Accepting Rachel's challengeThe 1999 Columbine High School massacre, in which two high school students killed 12 schoolmates and a teacher before killing themselves, left a profound impact. One of those lost in the attacks, student Rachel Scott, had more of an impact than she would ever know.
By: Amber Kispert-Smith, Woodbury Bulletin
The 1999 Columbine High School massacre, in which two high school students killed 12 schoolmates and a teacher before killing themselves, left a profound impact. One of those lost in the attacks, student Rachel Scott, had more of an impact than she would ever know.
Scott, who was the first to die April 20, 1999, is remembered for living a life of kindness, and Lake Middle School leaders are hoping students there can learn from her example.
Lake Middle School held an assembly Nov. 4 where students accepted “Rachel’s Challenge” to start a “chain reaction” of kindness.
After Scott’s death, many people started coming forward to talk about how much she had impacted their lives – for the better.
After Scott’s death, a collection of journals were found in her backpack. The journals detailed what type of person she was, her views on life and what types of things she brought to the world.
One of the essays that was found, titled “My Ethics, My Code of Life,” detailed how Scott showed kindness toward those around her.
It was from that essay that the “Rachel’s Challenge” organization developed.
“My impression has been that she had such a positive impact on so many people while she was alive – that’s really where the program grew from,” said Lake Middle School counselor Jodi Danielson. “Her life was built around this idea of kindness.”

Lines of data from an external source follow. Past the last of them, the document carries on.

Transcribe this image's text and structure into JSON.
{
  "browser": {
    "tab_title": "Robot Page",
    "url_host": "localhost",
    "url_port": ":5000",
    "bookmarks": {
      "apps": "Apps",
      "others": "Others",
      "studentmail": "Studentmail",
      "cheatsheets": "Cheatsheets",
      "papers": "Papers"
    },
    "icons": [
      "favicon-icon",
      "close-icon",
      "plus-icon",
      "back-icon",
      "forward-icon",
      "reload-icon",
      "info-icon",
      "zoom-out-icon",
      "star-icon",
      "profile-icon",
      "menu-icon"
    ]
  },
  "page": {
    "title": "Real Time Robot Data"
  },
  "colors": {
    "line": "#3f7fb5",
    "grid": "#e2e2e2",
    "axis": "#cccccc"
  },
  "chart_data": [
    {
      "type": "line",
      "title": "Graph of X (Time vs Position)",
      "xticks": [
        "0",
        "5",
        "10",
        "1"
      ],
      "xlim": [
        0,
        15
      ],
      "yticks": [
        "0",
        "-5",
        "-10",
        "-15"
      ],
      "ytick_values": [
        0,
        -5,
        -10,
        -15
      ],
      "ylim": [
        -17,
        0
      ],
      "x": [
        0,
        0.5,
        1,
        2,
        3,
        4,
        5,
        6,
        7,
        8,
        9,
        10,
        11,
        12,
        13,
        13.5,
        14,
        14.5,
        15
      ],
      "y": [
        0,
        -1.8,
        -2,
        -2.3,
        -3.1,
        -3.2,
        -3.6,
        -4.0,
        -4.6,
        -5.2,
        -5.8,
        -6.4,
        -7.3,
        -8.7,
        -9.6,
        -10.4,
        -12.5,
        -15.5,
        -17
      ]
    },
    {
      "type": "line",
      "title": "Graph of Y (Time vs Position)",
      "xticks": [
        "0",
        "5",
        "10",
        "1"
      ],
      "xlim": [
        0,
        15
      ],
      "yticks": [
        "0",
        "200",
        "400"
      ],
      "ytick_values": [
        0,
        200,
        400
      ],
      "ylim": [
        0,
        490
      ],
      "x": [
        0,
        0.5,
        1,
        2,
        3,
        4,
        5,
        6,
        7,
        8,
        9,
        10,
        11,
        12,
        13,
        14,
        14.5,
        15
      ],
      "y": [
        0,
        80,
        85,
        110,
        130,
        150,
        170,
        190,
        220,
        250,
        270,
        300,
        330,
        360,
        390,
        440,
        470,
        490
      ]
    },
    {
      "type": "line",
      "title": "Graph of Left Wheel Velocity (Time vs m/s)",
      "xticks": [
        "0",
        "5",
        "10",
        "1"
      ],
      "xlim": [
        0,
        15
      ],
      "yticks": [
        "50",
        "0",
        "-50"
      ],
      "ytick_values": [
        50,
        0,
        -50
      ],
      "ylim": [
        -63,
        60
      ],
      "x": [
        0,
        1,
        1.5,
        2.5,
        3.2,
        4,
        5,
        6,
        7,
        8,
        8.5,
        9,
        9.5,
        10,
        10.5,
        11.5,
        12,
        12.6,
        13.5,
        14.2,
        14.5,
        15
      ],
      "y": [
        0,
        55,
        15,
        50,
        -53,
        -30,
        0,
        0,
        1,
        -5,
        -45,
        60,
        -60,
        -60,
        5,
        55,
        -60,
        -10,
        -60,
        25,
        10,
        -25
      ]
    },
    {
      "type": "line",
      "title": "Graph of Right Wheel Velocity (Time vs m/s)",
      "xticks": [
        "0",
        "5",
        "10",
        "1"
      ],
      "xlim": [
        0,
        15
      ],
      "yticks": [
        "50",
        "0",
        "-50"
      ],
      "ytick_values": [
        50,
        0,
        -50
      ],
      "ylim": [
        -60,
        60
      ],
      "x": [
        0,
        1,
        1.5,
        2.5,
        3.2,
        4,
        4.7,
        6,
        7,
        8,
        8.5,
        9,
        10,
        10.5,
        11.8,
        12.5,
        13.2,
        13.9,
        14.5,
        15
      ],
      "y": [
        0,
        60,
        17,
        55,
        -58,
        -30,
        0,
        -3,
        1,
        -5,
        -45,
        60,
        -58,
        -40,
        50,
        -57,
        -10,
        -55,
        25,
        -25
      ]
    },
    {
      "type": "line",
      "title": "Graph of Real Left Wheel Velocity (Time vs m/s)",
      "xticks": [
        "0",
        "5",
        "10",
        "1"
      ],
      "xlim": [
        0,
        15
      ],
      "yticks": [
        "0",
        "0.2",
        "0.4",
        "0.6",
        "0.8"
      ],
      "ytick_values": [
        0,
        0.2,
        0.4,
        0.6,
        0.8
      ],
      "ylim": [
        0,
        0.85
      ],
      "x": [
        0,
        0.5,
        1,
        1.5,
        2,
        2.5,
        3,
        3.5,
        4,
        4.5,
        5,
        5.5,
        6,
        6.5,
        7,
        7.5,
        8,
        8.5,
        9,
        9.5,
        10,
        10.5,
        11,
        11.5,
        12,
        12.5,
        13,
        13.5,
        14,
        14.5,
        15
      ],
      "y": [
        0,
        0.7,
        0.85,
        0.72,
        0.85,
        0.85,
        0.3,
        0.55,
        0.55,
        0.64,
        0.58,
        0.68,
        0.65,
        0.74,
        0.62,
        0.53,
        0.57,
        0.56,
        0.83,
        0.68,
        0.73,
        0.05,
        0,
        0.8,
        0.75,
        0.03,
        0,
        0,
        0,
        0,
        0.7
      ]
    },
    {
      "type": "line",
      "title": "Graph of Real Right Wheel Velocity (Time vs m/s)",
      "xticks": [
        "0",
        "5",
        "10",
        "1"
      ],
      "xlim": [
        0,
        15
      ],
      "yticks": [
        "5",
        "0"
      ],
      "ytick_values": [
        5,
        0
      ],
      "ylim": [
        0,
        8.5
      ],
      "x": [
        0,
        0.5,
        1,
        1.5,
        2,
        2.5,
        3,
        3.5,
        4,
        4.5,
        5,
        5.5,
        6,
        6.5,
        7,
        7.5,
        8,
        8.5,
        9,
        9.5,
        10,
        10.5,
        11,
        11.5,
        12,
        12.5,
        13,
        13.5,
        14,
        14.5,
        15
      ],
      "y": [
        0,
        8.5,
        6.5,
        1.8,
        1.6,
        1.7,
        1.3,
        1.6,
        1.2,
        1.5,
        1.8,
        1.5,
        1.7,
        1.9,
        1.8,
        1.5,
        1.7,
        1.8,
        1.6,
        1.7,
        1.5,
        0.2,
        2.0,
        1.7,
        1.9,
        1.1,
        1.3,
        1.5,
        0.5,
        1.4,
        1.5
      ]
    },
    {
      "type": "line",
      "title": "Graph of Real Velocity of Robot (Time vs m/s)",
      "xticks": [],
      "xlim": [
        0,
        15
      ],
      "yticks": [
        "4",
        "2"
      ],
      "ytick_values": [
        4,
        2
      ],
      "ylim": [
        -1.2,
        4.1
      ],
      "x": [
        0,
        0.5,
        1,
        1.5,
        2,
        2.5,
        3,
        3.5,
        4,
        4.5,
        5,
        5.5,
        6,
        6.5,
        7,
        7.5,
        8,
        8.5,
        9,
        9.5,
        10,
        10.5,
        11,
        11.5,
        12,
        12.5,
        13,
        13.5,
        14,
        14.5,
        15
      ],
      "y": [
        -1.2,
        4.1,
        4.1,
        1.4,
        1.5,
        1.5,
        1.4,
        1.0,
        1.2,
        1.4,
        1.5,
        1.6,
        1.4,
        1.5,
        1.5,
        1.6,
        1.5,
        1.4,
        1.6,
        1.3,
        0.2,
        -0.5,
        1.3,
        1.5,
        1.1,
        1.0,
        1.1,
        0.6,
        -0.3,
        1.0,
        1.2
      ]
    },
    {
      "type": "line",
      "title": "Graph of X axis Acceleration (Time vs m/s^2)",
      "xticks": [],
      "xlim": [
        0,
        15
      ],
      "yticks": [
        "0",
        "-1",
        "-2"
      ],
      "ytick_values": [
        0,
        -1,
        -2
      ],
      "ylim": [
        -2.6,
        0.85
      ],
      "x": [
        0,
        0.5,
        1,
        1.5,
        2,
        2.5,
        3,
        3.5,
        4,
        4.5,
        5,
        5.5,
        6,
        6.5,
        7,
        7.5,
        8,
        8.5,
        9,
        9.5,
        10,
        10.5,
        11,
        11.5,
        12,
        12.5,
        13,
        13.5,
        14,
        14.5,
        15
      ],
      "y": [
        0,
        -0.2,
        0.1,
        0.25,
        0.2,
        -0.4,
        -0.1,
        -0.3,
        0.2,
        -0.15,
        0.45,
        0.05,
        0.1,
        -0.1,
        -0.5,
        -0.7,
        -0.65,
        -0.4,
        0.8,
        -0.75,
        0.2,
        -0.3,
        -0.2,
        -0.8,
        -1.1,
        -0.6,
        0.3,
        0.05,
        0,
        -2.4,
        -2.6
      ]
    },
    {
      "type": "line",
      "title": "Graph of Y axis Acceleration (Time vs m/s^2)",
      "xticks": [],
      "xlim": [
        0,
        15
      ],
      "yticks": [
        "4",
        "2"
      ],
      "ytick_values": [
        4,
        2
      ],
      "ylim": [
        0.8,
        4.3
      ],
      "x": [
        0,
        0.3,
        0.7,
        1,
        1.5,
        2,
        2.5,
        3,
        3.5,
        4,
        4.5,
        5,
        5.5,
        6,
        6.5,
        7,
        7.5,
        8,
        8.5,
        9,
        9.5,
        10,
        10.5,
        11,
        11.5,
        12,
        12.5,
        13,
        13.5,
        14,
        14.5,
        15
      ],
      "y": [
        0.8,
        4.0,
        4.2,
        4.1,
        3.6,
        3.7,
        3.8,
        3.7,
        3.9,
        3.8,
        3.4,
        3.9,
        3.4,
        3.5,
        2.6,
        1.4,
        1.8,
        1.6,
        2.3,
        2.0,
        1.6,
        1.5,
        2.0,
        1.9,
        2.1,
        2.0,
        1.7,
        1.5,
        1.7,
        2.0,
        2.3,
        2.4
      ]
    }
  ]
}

“Rachel’s Challenge” program representatives go to schools and speak about Scott’s life, but then gives the students five challenges to follow in the next 30 days to help carry on Scott’s legacy.
The five challenges are: see the best in others; treat other people the way you want to be treated; choose positive influences; speak works of kindness; and forgive yourself and others.
According to the program’s website, the objective of the challenges include: to create a safe learning environment for all students by re-establishing civility and delivering proactive antidotes to school violence and bullying.
“Rachel’s intention was that she always wanted to make a positive impact on the world,” Danielson said. “Even though in her life she didn’t realize how much she had done that, she continues to affect people.”
For the last several years Lake Middle School has had both an anti-bullying initiative and a positive climate initiative, and Danielson said she felt that Rachel’s Challenge fit in perfectly with what the school is trying to accomplish.
“We’re really creating this positive climate and focusing on that aspect, which plays a huge role in preventing bullying,” she said. “We felt that challenging students to be a part of that kindness is a way to create a more positive climate in our building.”
In addition to the five initial challenges, Lake Middle School will be doing follow up activities throughout the year to keep reiterating Rachel’s Challenge.
One of the activities will be to create a chain out of strips of paper; on the strips of paper will be written the name of a student and an act of kindness that they have shown.
“We really want to bring the whole school together,” Danielson said. “And get us all on the same page.”
Danielson said she is optimistic that Rachel’s Challenge will have a positive effect on the school.
“The students here have really good intentions and do want to contribute positively,” she said. “I think they have really good hearts.”